Arrived at the station, Randal found that he must wait for the train. While he was walking up and down the platform with a mind doubly distressed by anxiety about his brother and anxiety about Sydney, the train from London came in. He stood, looking absently at the passengers leaving the carriage on the opposite side of the platform. Suddenly, a voice that he knew was audible, asking the way to Buck’s Hotel. He crossed the line in an instant, and found himself face to face with Herbert.

Chapter XLI. Make the Best of It.

 

For a moment the two men looked at each other without speaking. Herbert’s wondering eyes accurately reflected his brother’s astonishment.

“What are you doing here?” he asked.
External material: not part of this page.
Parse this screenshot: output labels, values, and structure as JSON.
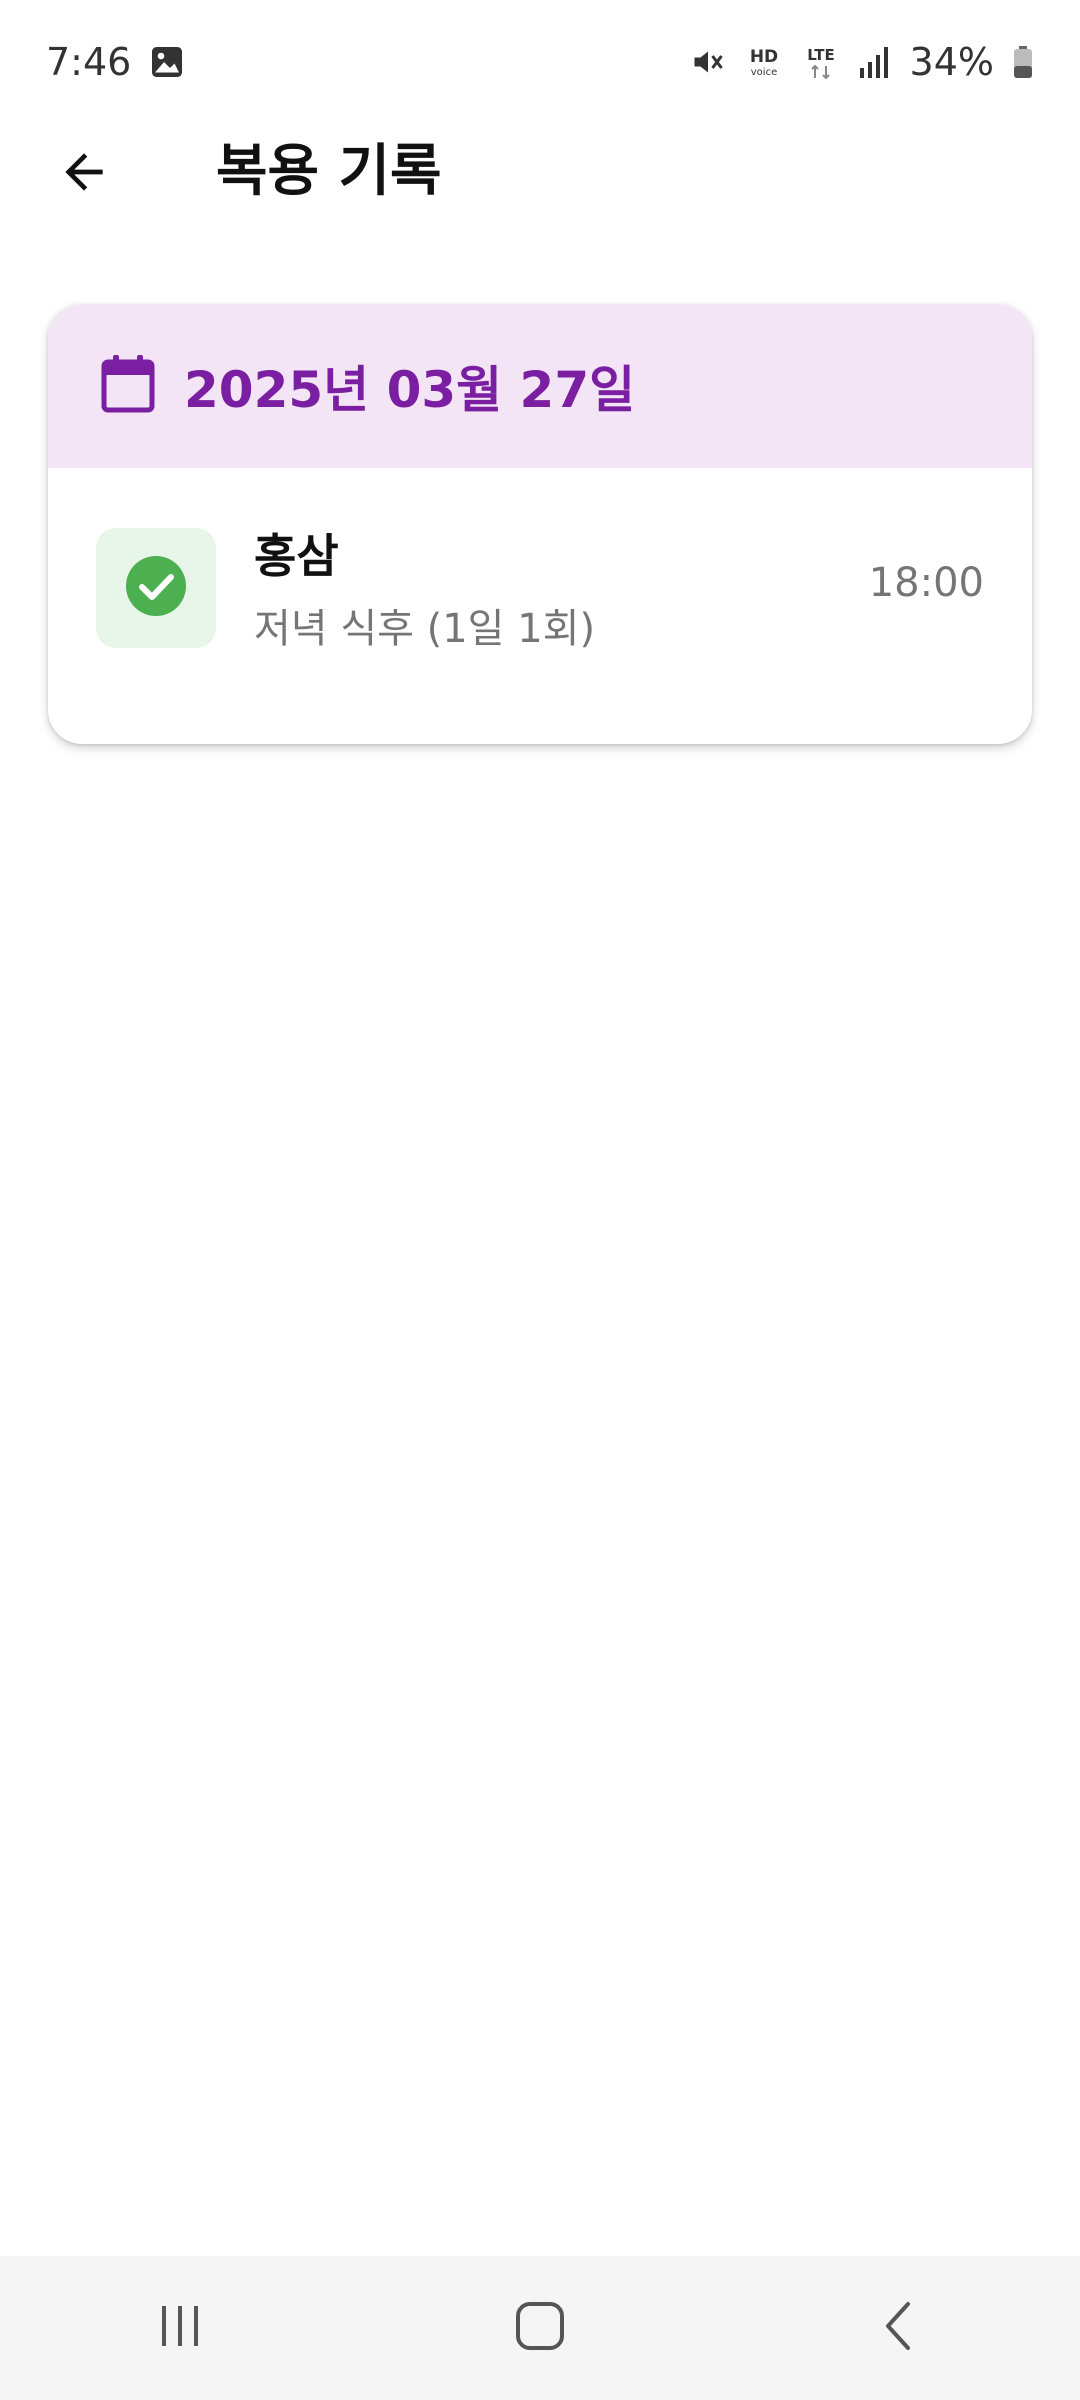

Suspicion overclouded his face as he put the question. “You have been to the hotel?” he burst out; “you have seen Catherine?”

Randal could deny that he had seen Catherine, with perfect truth — and did deny it in the plainest terms. Herbert was satisfied. “In all my remembrance of you,” he said, “you have never told me a lie. We have both seen the same newspaper, of course — and you have been the first to clear the thing up. That’s it, isn’t it?”